A few thoughts and questions about this law and real life:
- Who is served here? Employers? Employees? Customers?
- Smaller employers may be concerned about increased operations costs, but are the costs worth the benefits? One or two days off to recover from a cold, for example, may be better than a week’s worth of decreased productivity on the job and the risk of getting other employees sick.
- What about the proof? How many employees will be able to get a doctor’s note if they have the flu and it takes a week to get over it? What about employees seeking paid sick leave because of domestic violence — is it reasonable to require that these survivors submit police reports and other documentation of abuse to their employers?
- What about the records?
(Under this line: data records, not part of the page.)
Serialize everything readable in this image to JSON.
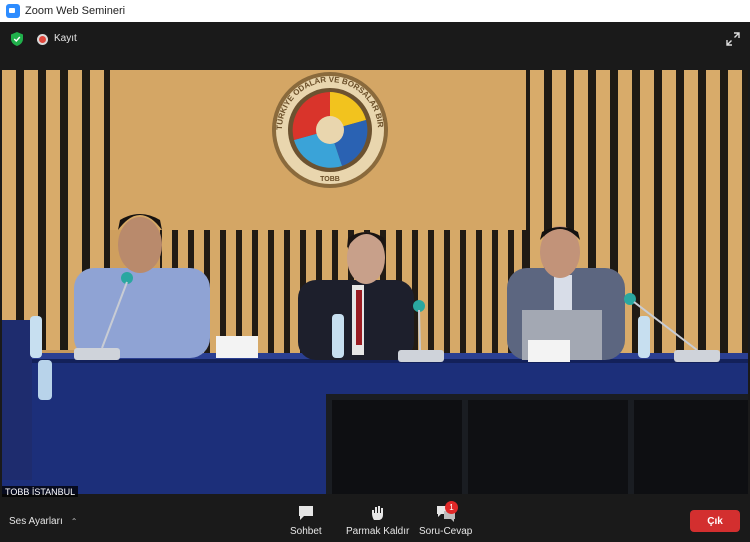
{
  "window": {
    "title": "Zoom Web Semineri"
  },
  "topbar": {
    "recording_label": "Kayıt"
  },
  "video": {
    "participant_name": "TOBB İSTANBUL",
    "emblem_text": "TÜRKİYE ODALAR VE BORSALAR BİRLİĞİ",
    "emblem_short": "TOBB"
  },
  "bottombar": {
    "audio_label": "Ses Ayarları",
    "chat_label": "Sohbet",
    "raise_hand_label": "Parmak Kaldır",
    "qa_label": "Soru-Cevap",
    "qa_badge": "1",
    "leave_label": "Çık"
  },
  "colors": {
    "accent": "#2d8cff",
    "leave": "#d32f2f",
    "badge": "#e02828",
    "secure": "#20b04b"
  }
}
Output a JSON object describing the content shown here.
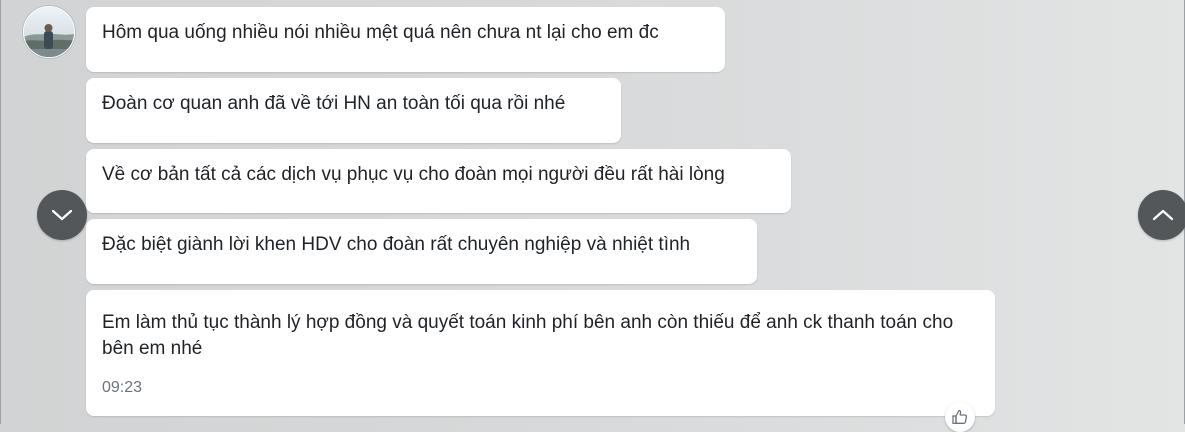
{
  "conversation": {
    "messages": [
      {
        "text": "Hôm qua uống nhiều nói nhiều mệt quá nên chưa nt lại cho em đc"
      },
      {
        "text": "Đoàn cơ quan anh đã về tới HN an toàn tối qua rồi nhé"
      },
      {
        "text": "Về cơ bản tất cả các dịch vụ phục vụ cho đoàn mọi người đều rất hài lòng"
      },
      {
        "text": "Đặc biệt giành lời khen HDV cho đoàn rất chuyên nghiệp và nhiệt tình"
      },
      {
        "text": "Em làm thủ tục thành lý hợp đồng và quyết toán kinh phí bên anh còn thiếu để anh ck thanh toán cho bên em nhé",
        "time": "09:23"
      }
    ]
  },
  "icons": {
    "scroll_left": "chevron-down-icon",
    "scroll_right": "chevron-up-icon",
    "reaction": "thumbs-up-icon"
  },
  "colors": {
    "bubble_bg": "#ffffff",
    "text": "#1f2328",
    "timestamp": "#6b7280",
    "scroll_button": "#53575a"
  }
}
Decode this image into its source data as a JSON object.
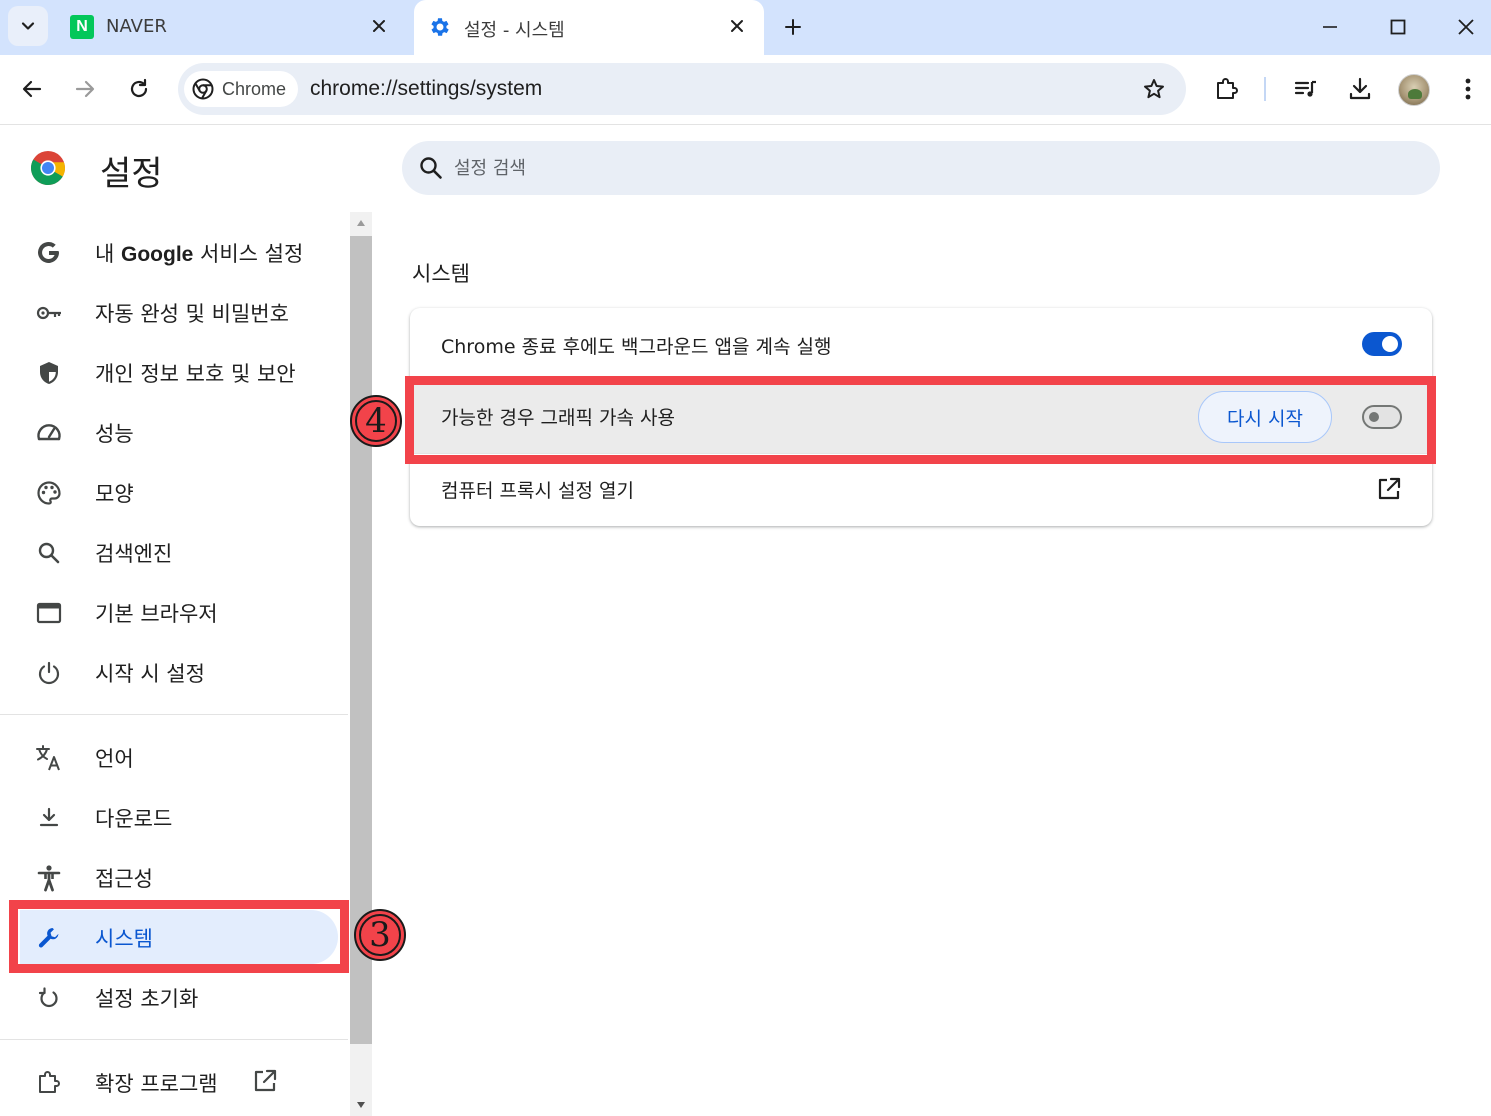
{
  "tabs": [
    {
      "title": "NAVER",
      "favicon": "naver-n-icon",
      "favicon_letter": "N",
      "active": false
    },
    {
      "title": "설정 - 시스템",
      "favicon": "gear-icon",
      "active": true
    }
  ],
  "toolbar": {
    "chip_label": "Chrome",
    "url": "chrome://settings/system"
  },
  "header": {
    "title": "설정",
    "search_placeholder": "설정 검색"
  },
  "sidebar": {
    "items": [
      {
        "label_bold": "내 ",
        "label_brand": "Google",
        "label_rest": " 서비스 설정",
        "icon": "google-g-icon"
      },
      {
        "label": "자동 완성 및 비밀번호",
        "icon": "key-icon"
      },
      {
        "label": "개인 정보 보호 및 보안",
        "icon": "shield-icon"
      },
      {
        "label": "성능",
        "icon": "speedometer-icon"
      },
      {
        "label": "모양",
        "icon": "palette-icon"
      },
      {
        "label": "검색엔진",
        "icon": "search-icon"
      },
      {
        "label": "기본 브라우저",
        "icon": "browser-window-icon"
      },
      {
        "label": "시작 시 설정",
        "icon": "power-icon"
      },
      {
        "label": "언어",
        "icon": "translate-icon"
      },
      {
        "label": "다운로드",
        "icon": "download-icon"
      },
      {
        "label": "접근성",
        "icon": "accessibility-icon"
      },
      {
        "label": "시스템",
        "icon": "wrench-icon",
        "selected": true
      },
      {
        "label": "설정 초기화",
        "icon": "reset-icon"
      },
      {
        "label": "확장 프로그램",
        "icon": "puzzle-icon",
        "external": true
      }
    ]
  },
  "main": {
    "section_title": "시스템",
    "rows": [
      {
        "label": "Chrome 종료 후에도 백그라운드 앱을 계속 실행",
        "control": "toggle",
        "checked": true
      },
      {
        "label": "가능한 경우 그래픽 가속 사용",
        "control": "toggle",
        "checked": false,
        "button_label": "다시 시작"
      },
      {
        "label": "컴퓨터 프록시 설정 열기",
        "control": "external-link-icon"
      }
    ]
  },
  "annotations": {
    "marker_3": "3",
    "marker_4": "4",
    "color": "#f2434a"
  },
  "colors": {
    "accent": "#0b57d0",
    "tabstrip": "#d3e3fd",
    "selected_nav_bg": "#e3edfd"
  }
}
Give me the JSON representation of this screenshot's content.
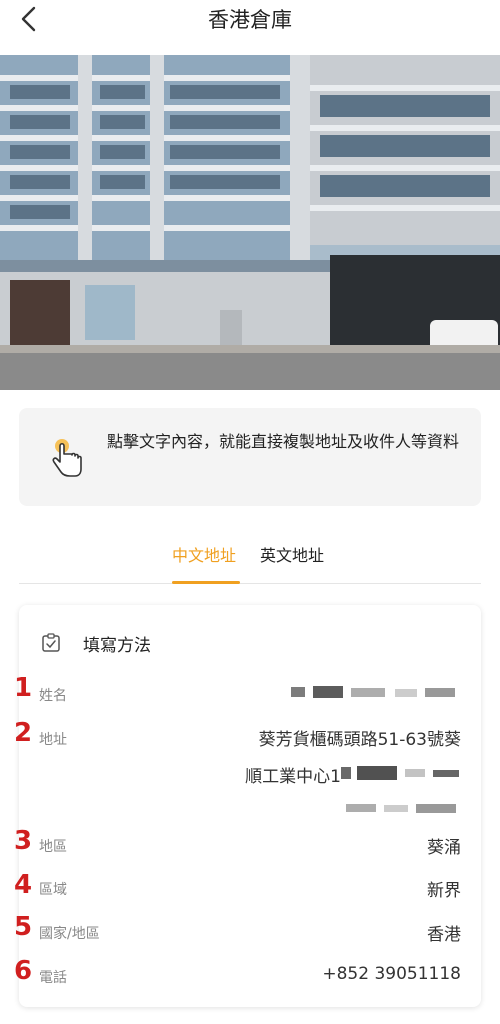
{
  "header": {
    "title": "香港倉庫"
  },
  "tip": {
    "text": "點擊文字內容，就能直接複製地址及收件人等資料"
  },
  "tabs": [
    {
      "label": "中文地址",
      "active": true
    },
    {
      "label": "英文地址",
      "active": false
    }
  ],
  "card": {
    "fill_method_label": "填寫方法",
    "rows": [
      {
        "marker": "1",
        "label": "姓名",
        "value": ""
      },
      {
        "marker": "2",
        "label": "地址",
        "value_line1": "葵芳貨櫃碼頭路51-63號葵",
        "value_line2": "順工業中心1"
      },
      {
        "marker": "3",
        "label": "地區",
        "value": "葵涌"
      },
      {
        "marker": "4",
        "label": "區域",
        "value": "新界"
      },
      {
        "marker": "5",
        "label": "國家/地區",
        "value": "香港"
      },
      {
        "marker": "6",
        "label": "電話",
        "value": "+852 39051118"
      }
    ]
  },
  "colors": {
    "accent": "#f0a020",
    "marker": "#d01f1f"
  }
}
Employers are supposed to keep the proof separate from the personnel files when the proof contains medical diagnoses. Is it reasonable to mandate that smaller employers do this? How would employees find out about violations?
- Employers are not allowed to fire employees for taking sick leave, but they can fire at-will employees for a variety of other legitimate business purposes, and if they can show that those other reasons exist, then the employees are probably out of luck.
- It might take a really long time to process a claim… is a decision for the employee, issued 3 years after the violation, worth much once it finally arrives?
- A few years back, President Obama backed the Healthy Families Act (stuck in committee since 2009), which included a similar sick leave provision. (Read a bit about it here.) Is it better to go national with this kind of law? Would it ever pass? Consider similar efforts at the local level in Milwaukee, San Francisco, Denver, Washington D.C., Philadelphia, and New York City. Also consider efforts at the state level in Connecticut, Massachusetts, and California. If it’s a local issue, would businesses move out of the area to avoid compliance?